In our seminar discussion on this topic in Mwanza in 2013, many people told stories of how they were accused. All of the bishops present had been accused by someone, but nothing much came of it because they had significant social capital—a large network of family, church, and friends who trusted and defended them. An elderly man told how he had been accused and people refused to let him go to a funeral and stoned his house, but he confronted them and stayed in the community. One elderly Catholic woman told of being fined a cow for supposedly killing a nephew. A pastor’s wife for 50 years told how police barely rescued her from being killed as a suspected witch a couple months before. They put her in jail and she left the next day. She has had to move from her home and village. A Pentecostal church member told of being chased from town and having her house burned down by her nephew. Although the family resolved this issue years ago, people in the village still refuse to greet her and people in her church will not sit on the same bench with her. Her pastor told me that he believes she is still a witch. His own former pastor from this village told him that he doubted this claim because the reputation of the trouble-making nephew was worse.

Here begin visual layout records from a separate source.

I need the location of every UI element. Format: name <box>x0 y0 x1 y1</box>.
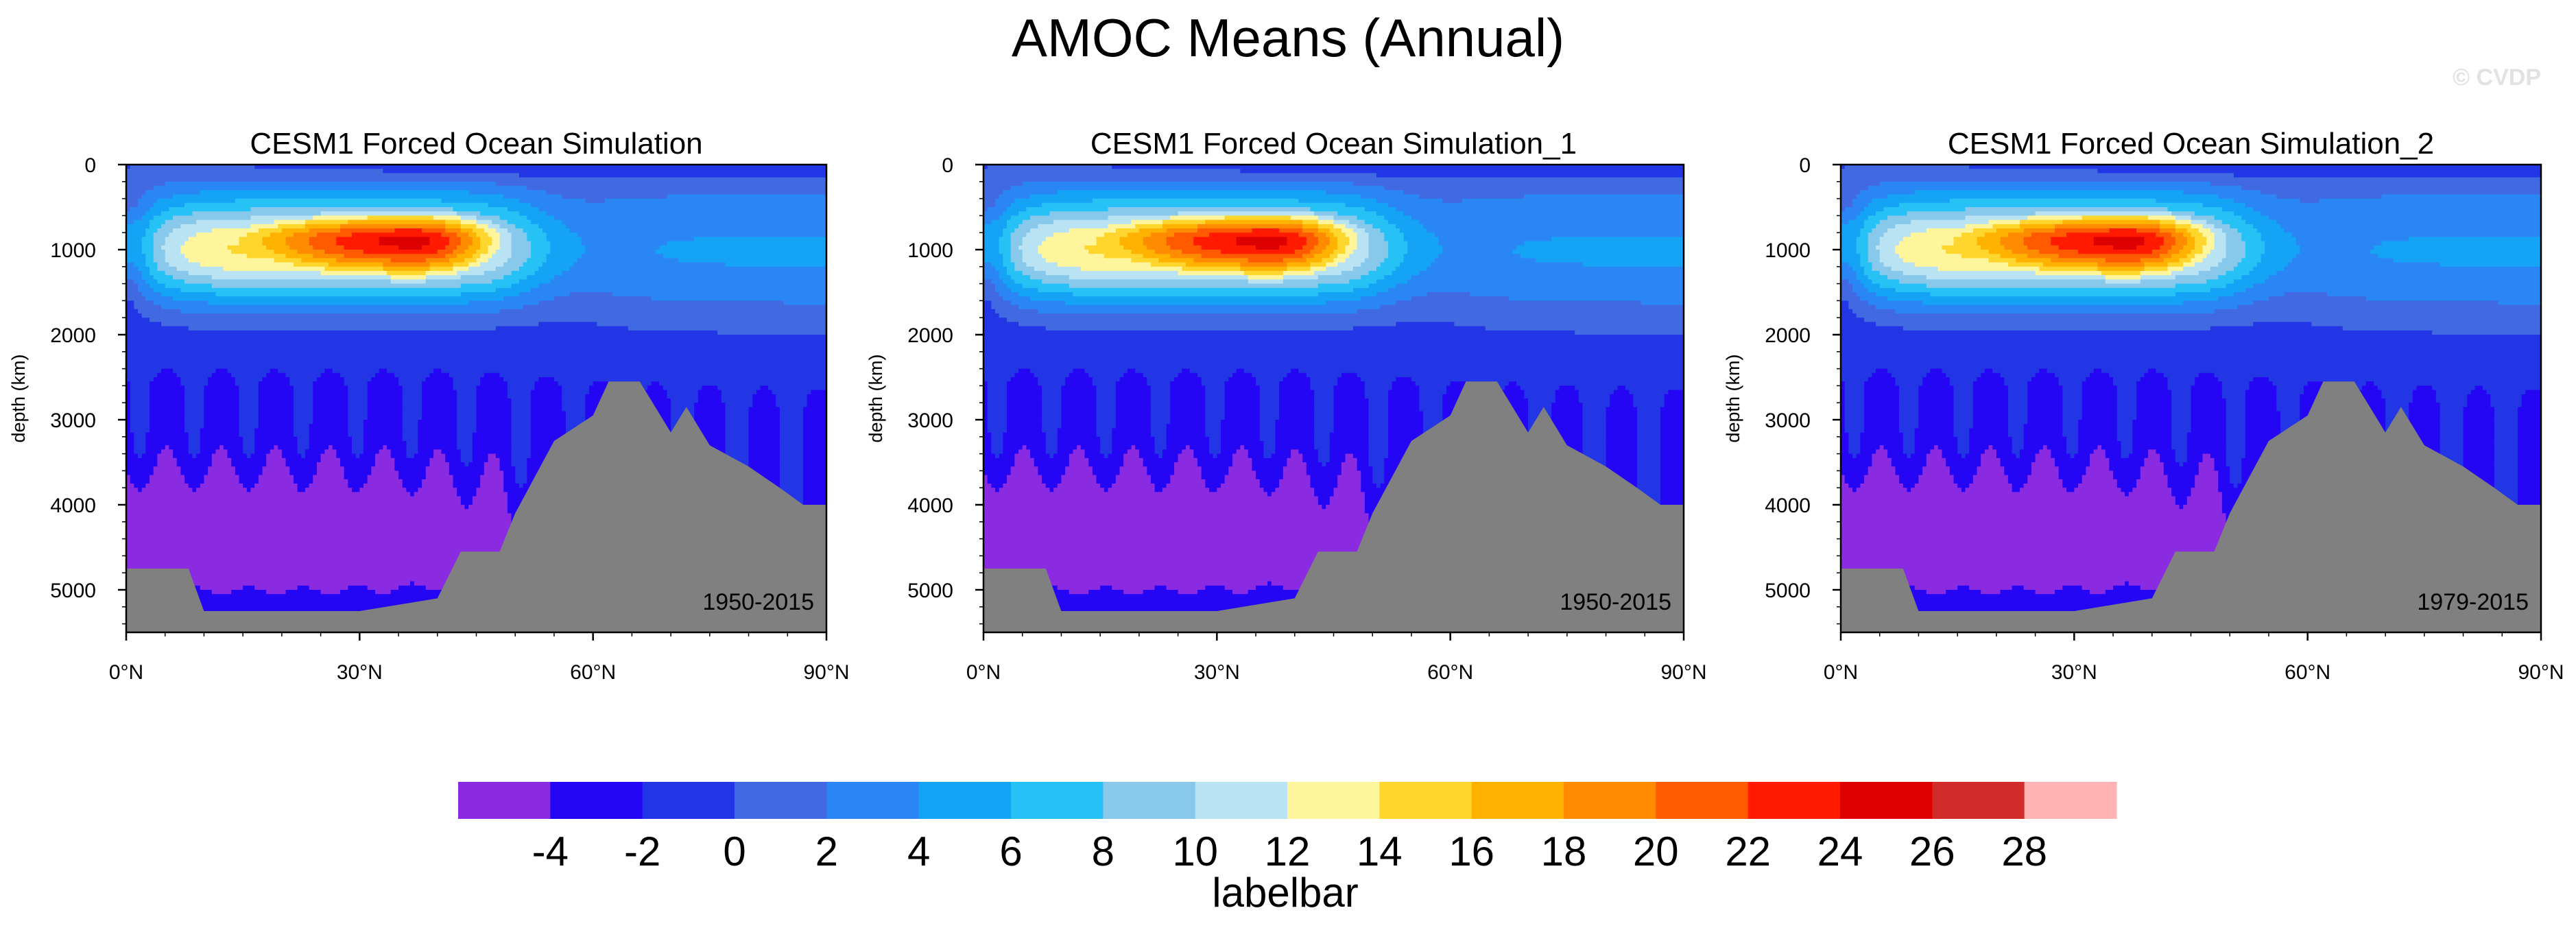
panels-group: CESM1 Forced Ocean Simulation 0 1000 2000 30… <box>8 127 2564 684</box>
labelbar-tick-label: 24 <box>1817 828 1863 874</box>
labelbar-tick-label: -2 <box>624 828 660 874</box>
y-axis-label: depth (km) <box>866 354 886 442</box>
labelbar-box <box>918 782 1012 819</box>
labelbar-box <box>1471 782 1564 819</box>
y-tick-label: 3000 <box>907 409 953 432</box>
bathymetry-land <box>126 381 826 632</box>
y-tick-label: 1000 <box>1765 239 1811 262</box>
labelbar-box <box>1195 782 1288 819</box>
labelbar-tick-label: -4 <box>532 828 569 874</box>
labelbar-box <box>826 782 920 819</box>
y-tick-label: 4000 <box>50 494 96 517</box>
x-tick-label: 0°N <box>109 661 143 684</box>
x-tick-label: 30°N <box>337 661 383 684</box>
x-tick-label: 0°N <box>1824 661 1858 684</box>
labelbar-box <box>642 782 735 819</box>
labelbar-box <box>1932 782 2025 819</box>
x-tick-label: 60°N <box>570 661 616 684</box>
labelbar-box <box>735 782 827 819</box>
y-tick-label: 0 <box>1799 154 1811 177</box>
y-tick-label: 5000 <box>907 580 953 602</box>
y-tick-label: 2000 <box>1765 324 1811 347</box>
period-label: 1979-2015 <box>2417 589 2529 615</box>
y-tick-label: 3000 <box>1765 409 1811 432</box>
contour-field <box>1841 165 2541 632</box>
labelbar-tick-label: 10 <box>1172 828 1218 874</box>
x-tick-label: 30°N <box>1194 661 1240 684</box>
labelbar-title: labelbar <box>1212 870 1359 916</box>
y-tick-label: 0 <box>942 154 953 177</box>
x-tick-label: 90°N <box>1660 661 1706 684</box>
labelbar-box <box>1748 782 1841 819</box>
labelbar-tick-label: 0 <box>723 828 746 874</box>
labelbar-tick-label: 20 <box>1633 828 1679 874</box>
y-tick-label: 5000 <box>50 580 96 602</box>
labelbar-tick-label: 2 <box>815 828 838 874</box>
panel-title: CESM1 Forced Ocean Simulation_2 <box>1948 127 2434 160</box>
labelbar-box <box>458 782 551 819</box>
y-axis-label: depth (km) <box>8 354 29 442</box>
y-tick-label: 1000 <box>50 239 96 262</box>
y-tick-label: 0 <box>84 154 96 177</box>
y-tick-label: 4000 <box>1765 494 1811 517</box>
x-tick-label: 90°N <box>2518 661 2564 684</box>
y-tick-label: 5000 <box>1765 580 1811 602</box>
period-label: 1950-2015 <box>702 589 814 615</box>
labelbar-box <box>1656 782 1749 819</box>
y-tick-label: 2000 <box>50 324 96 347</box>
x-tick-label: 60°N <box>1427 661 1473 684</box>
y-tick-label: 1000 <box>907 239 953 262</box>
x-tick-label: 30°N <box>2051 661 2097 684</box>
labelbar-tick-label: 18 <box>1541 828 1587 874</box>
labelbar-tick-label: 8 <box>1092 828 1114 874</box>
labelbar-tick-label: 14 <box>1357 828 1403 874</box>
x-tick-label: 60°N <box>2285 661 2330 684</box>
panel-1: CESM1 Forced Ocean Simulation 0 1000 2000 30… <box>8 127 850 684</box>
x-tick-label: 90°N <box>803 661 849 684</box>
labelbar-box <box>1287 782 1380 819</box>
labelbar-tick-label: 28 <box>2001 828 2047 874</box>
bathymetry-land <box>983 381 1684 632</box>
labelbar-box <box>1011 782 1104 819</box>
panel-title: CESM1 Forced Ocean Simulation_1 <box>1090 127 1577 160</box>
panel-2: CESM1 Forced Ocean Simulation_1 0 1000 2000… <box>866 127 1707 684</box>
labelbar-box <box>1564 782 1656 819</box>
labelbar-box <box>1840 782 1933 819</box>
panel-title: CESM1 Forced Ocean Simulation <box>250 127 702 160</box>
labelbar-tick-label: 12 <box>1265 828 1311 874</box>
copyright-text: © CVDP <box>2453 64 2541 91</box>
period-label: 1950-2015 <box>1560 589 1671 615</box>
labelbar-box <box>1379 782 1472 819</box>
y-tick-label: 2000 <box>907 324 953 347</box>
labelbar-tick-label: 16 <box>1448 828 1494 874</box>
bathymetry-land <box>1841 381 2541 632</box>
labelbar-tick-label: 6 <box>999 828 1022 874</box>
figure-title: AMOC Means (Annual) <box>1012 8 1564 68</box>
labelbar-box <box>550 782 643 819</box>
y-tick-label: 4000 <box>907 494 953 517</box>
panel-3: CESM1 Forced Ocean Simulation_2 0 1000 2000… <box>1723 127 2564 684</box>
labelbar-box <box>1103 782 1196 819</box>
y-tick-label: 3000 <box>50 409 96 432</box>
labelbar-tick-label: 26 <box>1909 828 1955 874</box>
contour-field <box>983 165 1684 632</box>
labelbar-box <box>2024 782 2117 819</box>
y-axis-label: depth (km) <box>1723 354 1743 442</box>
labelbar-tick-label: 22 <box>1725 828 1771 874</box>
labelbar-tick-label: 4 <box>907 828 930 874</box>
contour-field <box>126 165 826 632</box>
x-tick-label: 0°N <box>966 661 1001 684</box>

So the elderly, widows, orphans, and the poorest are neglected, beaten, chased from their villages and have their property taken. In fact, ten times a week someone is killed as a suspected witch in Tanzania. In Kenya, witch accusations and desire for land result in killings in Malindi and Kisii.
So witchcraft is not merely a belief. It is a double evil for many people in the world, including many Africans. One way or another it is responsible for great suffering, including thousands of deaths. In Northwestern Tanzania, most people believe that witches cause some and probably the majority of serious sickness, death, and other problems. Defending against these evildoers is thus critical, so they think. Almost any means is acceptable. Other people see many accused “witches” as innocent victims of unjust persecution. Thus, defending them should be high priority. With so much at stake, the only option not available is the one taken by the majority of the world: Ignoring the cries of the suffering.